During these past three years, GRiF has also learned some important lessons to ensure the success of climate and disaster risk finance and insurance solutions. Three of these lessons are as follows:
Lesson 1: In a world of more frequent and intense disasters, flexibility is key. Through its design, GRiF is able to strengthen financing solutions across a wide range of regions and beyond climate and disaster shocks. This flexibility was pivotal in GRiF being able to swiftly and effectively respond to an emerging threat, the COVID-19 pandemic.
- Today, GRiF supports 11 country projects, including seven countries under the International Development Association (IDA), that is, the World Bank Group’s fund for the poorest countries. Of the seven, four are in fragile, conflict, and violence (FCV)-affected countries. There are also eight global projects focused on improving data, analytics, and country capacity for implementing innovative financial solutions.
- Being able to adapt to specific financing needs has enabled GRiF to provide US$12 million to capitalize a partial portfolio credit guarantee scheme in Burkina Faso as part of a US$100 million financial inclusion project, which will provide a lifeline to 2,000 micro, small and medium enterprises (MSMEs) that are affected by the COVID-19 pandemic.
- A GRiF grant of US$16.5 million enabled Jamaica, a small island developing state, to issue its first catastrophe bond. This bond provides financial protection of up to US$185 million against losses from named storms for three Atlantic tropical cyclone seasons until the end of December 2023.
- GRiF is also being used to strengthen shock-responsive social safety net programs in Malawi and Sierra Leone.
Photo Credit: Dominic Chavez/World Bank
Lesson 2: Risk financing is evolving; thus, innovation is key to improving design and implementing solutions. GRiF collaborates with new partners, such as the European Space Agency, to link the latest technology with on-the-ground operations, supporting governments in using state-of-the-art analytics to support better decision-making.
- GRiF is providing US$5.5 million for the Crisis Risk Finance Analytics Program, which is partnering with the European Space Agency to link the latest technology with on-the-ground operations. The program leverages earth observation and big data as part of its efforts to improve crisis risk analytics methodologies and tools. In 2021, the program supported the Next Generation Drought Index (NGDI) platform to create more robust drought indices and models.
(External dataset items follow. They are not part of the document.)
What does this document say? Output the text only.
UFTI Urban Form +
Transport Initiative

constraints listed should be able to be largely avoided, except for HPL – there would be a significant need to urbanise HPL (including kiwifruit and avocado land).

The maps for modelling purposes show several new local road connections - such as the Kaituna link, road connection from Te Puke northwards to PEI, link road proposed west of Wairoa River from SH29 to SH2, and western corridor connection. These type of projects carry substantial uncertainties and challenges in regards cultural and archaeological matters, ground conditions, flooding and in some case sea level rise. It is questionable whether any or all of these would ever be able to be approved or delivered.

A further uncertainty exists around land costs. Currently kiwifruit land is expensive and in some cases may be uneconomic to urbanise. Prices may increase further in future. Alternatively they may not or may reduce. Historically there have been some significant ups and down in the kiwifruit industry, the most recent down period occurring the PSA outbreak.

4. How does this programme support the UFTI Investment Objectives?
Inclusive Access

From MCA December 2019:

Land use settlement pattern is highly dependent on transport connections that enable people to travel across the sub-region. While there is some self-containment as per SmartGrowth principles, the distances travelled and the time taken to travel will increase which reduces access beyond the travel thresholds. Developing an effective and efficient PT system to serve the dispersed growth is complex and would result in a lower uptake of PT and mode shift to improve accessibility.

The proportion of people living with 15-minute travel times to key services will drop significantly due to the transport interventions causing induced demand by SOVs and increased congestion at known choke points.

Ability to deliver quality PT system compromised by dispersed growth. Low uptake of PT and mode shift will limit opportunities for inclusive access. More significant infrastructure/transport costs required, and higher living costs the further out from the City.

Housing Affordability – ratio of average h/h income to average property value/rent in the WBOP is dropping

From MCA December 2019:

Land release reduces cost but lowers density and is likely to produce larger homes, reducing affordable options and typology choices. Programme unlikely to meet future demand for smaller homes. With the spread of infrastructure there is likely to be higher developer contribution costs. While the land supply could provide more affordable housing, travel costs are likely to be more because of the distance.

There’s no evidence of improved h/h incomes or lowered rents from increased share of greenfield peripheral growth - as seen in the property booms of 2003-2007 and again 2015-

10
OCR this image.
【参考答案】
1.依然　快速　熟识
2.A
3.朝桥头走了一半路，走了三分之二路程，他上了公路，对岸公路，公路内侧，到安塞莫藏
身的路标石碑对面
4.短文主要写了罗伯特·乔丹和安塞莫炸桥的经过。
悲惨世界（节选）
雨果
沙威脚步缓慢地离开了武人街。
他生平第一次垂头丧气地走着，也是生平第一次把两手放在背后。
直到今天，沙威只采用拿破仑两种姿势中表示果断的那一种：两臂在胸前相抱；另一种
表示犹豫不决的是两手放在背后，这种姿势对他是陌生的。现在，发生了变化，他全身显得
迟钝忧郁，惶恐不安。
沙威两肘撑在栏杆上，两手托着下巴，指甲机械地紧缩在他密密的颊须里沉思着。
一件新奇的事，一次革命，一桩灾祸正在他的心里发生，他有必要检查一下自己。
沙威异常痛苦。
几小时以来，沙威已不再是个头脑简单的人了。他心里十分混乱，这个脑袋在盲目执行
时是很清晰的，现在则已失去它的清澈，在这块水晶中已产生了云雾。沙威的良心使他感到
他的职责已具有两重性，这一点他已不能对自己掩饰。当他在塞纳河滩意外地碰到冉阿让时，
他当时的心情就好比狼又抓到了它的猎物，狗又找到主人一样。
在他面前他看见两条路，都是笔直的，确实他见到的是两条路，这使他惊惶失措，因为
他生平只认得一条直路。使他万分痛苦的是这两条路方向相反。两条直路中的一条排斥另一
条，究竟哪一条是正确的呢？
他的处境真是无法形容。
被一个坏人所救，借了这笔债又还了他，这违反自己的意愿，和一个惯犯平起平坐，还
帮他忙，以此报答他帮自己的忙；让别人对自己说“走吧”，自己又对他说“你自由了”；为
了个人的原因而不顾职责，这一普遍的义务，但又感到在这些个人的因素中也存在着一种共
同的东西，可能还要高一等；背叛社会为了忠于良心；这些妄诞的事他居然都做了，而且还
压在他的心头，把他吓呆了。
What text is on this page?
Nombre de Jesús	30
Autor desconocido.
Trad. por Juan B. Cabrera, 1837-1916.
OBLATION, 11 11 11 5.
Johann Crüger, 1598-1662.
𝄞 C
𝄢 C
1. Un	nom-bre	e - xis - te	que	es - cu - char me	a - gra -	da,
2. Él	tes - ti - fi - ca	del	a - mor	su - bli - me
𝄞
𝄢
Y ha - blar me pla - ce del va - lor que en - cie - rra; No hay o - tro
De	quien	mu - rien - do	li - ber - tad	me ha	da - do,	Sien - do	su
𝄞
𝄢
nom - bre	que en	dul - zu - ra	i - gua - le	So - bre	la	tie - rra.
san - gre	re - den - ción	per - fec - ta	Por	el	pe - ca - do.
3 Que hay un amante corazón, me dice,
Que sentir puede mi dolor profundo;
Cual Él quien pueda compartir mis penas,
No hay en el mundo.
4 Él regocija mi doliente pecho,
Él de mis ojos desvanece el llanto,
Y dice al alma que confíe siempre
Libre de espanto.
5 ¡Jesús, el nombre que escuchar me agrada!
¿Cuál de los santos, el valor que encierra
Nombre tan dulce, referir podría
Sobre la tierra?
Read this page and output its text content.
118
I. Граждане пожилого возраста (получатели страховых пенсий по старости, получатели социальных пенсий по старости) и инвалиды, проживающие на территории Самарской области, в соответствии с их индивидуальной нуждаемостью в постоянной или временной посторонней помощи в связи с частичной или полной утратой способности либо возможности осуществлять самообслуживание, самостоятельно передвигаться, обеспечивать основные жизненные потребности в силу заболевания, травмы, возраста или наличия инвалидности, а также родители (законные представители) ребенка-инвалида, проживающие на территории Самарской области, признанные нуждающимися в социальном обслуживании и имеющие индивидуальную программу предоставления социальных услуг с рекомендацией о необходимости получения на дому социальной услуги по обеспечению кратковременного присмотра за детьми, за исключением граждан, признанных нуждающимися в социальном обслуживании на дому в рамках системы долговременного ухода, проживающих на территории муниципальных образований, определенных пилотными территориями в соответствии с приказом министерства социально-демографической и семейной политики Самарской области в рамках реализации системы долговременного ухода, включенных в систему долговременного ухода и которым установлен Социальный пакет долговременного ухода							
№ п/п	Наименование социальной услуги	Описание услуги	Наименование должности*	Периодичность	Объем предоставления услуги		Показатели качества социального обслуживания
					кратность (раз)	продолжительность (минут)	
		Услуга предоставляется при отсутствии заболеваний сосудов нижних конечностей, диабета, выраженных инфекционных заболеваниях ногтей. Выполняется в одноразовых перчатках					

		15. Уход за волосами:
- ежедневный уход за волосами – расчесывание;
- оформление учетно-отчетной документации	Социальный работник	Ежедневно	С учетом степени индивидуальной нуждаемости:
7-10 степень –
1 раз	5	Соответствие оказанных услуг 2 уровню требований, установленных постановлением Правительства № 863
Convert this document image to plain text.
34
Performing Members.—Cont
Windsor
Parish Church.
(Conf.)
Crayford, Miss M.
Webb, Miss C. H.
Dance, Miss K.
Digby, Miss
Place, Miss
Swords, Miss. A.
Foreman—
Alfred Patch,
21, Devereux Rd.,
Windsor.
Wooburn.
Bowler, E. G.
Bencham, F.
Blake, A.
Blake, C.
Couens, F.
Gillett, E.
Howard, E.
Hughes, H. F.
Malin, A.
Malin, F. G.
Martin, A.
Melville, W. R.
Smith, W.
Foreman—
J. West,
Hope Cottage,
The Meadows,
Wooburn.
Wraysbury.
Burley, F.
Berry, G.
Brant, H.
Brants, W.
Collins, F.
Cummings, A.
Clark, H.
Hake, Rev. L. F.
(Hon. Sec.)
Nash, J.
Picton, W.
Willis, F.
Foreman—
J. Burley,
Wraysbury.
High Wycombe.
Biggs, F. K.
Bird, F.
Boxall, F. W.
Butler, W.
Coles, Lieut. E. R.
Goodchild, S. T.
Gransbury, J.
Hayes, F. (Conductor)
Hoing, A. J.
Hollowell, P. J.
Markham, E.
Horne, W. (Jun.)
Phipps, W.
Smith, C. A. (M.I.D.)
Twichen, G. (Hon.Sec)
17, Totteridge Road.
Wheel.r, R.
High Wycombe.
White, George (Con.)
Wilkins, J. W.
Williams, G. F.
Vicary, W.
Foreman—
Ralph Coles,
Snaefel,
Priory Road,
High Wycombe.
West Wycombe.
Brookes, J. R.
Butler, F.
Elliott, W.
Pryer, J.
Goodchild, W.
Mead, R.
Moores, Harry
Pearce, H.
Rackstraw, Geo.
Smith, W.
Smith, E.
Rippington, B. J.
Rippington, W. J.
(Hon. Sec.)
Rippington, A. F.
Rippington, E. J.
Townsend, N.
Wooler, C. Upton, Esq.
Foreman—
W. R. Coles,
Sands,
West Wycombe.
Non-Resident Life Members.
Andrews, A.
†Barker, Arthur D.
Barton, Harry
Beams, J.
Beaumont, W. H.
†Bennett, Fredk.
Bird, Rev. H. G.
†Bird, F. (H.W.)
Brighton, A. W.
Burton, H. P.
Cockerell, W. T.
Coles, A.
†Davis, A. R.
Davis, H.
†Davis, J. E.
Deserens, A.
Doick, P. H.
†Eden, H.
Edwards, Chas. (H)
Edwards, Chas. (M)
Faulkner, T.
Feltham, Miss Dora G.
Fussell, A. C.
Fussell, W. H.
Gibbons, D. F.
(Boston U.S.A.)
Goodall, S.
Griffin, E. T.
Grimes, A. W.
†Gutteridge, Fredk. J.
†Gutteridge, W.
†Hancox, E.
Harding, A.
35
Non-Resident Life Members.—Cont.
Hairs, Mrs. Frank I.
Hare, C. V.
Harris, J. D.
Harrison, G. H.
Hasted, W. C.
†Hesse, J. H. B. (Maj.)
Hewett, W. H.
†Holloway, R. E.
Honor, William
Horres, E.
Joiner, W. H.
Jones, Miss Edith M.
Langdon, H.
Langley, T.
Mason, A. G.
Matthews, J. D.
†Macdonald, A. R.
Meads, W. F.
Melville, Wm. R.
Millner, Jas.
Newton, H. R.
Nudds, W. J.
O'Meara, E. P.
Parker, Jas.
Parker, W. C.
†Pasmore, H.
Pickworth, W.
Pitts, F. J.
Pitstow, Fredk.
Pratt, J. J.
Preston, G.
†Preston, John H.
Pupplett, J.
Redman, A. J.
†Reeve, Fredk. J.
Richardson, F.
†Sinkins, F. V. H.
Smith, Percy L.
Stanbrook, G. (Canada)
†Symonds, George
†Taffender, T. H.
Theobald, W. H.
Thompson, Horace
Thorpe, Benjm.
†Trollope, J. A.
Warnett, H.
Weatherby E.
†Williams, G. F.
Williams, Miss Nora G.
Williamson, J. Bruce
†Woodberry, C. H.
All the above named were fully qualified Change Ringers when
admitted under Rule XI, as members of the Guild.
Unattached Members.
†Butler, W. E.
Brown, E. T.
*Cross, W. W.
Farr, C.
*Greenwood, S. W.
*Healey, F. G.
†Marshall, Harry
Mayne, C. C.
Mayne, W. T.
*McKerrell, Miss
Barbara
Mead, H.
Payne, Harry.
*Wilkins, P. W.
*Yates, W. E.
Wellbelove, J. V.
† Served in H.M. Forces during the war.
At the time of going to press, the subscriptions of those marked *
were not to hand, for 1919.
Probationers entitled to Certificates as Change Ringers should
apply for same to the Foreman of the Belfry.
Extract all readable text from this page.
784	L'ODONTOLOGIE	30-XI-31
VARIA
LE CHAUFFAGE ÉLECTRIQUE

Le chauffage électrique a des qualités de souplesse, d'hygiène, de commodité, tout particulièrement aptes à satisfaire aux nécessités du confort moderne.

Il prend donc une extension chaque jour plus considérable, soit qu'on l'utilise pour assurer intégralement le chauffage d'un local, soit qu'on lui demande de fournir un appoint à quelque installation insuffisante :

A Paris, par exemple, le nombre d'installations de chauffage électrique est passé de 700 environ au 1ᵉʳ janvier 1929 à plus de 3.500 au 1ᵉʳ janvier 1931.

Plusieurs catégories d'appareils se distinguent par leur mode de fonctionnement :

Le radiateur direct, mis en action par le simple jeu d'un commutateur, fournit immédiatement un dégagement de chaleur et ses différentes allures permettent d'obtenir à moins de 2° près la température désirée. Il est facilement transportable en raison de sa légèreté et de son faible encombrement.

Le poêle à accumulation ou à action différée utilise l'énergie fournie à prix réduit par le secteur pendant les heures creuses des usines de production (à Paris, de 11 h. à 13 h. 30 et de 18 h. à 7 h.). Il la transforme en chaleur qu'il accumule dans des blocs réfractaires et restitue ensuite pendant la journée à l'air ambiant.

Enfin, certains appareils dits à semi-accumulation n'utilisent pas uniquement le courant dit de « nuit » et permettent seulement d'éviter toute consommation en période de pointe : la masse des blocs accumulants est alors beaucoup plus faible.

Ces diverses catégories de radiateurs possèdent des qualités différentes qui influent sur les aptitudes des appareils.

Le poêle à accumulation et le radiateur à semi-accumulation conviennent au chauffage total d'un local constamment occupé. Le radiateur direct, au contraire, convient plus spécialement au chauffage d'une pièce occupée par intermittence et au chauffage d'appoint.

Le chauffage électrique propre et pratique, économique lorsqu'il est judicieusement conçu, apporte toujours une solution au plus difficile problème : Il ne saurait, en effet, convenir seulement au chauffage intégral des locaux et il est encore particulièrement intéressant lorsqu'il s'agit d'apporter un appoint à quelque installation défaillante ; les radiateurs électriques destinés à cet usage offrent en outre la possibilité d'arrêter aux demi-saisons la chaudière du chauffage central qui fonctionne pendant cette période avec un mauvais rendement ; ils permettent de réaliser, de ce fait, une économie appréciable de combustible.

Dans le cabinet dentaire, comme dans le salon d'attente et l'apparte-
It also developed a new modeling framework that allows countries to better estimate financial losses caused by floods and earthquakes using satellite data and artificial intelligence (AI)-based analysis.
- In Indonesia, a GriF grant supports the development of an end-to-end data system for systematic damage reporting and claims management related to disaster events. In Sierra Leone, the social protection system is piloting digital payment systems by linking them to the country’s first national switch. This will allow banking access to the most remote populations in the country. Such measures will make financial responses quicker and more transparent.
Lessons 3: Successful risk financing solutions create a demonstration effect. By providing innovative and flexible risk finance solutions, GRiF is supporting projects that may not otherwise attract capital. When the success of these projects has been proven, this method of financing can then be replicated by others. For example, this past year, GRiF helped the International Red Cross and Red Crescent Climate Centre and Kartoza develop the first-ever impact-based forecasting tool for floods in Indonesia. Other humanitarian agencies are now also exploring how the new platform could be used to enhance their work. Thus, by funding innovative pilot projects, GRiF is pushing the boundaries and testing new solutions, proving their viability to other funding sources, and helping countries to mitigate the adverse impacts of disasters.
GRiF was designed to be flexible and innovative. It also provides an important demonstration effect to encourage financing to “crowd-in” additional sources of financing, thereby creating a sustainable model to address future disasters. Over these past three years, GRiF has proven the importance of each of these elements. We will continue to push the envelope so that more vulnerable communities can benefit from access to post-disaster financing when disaster strikes.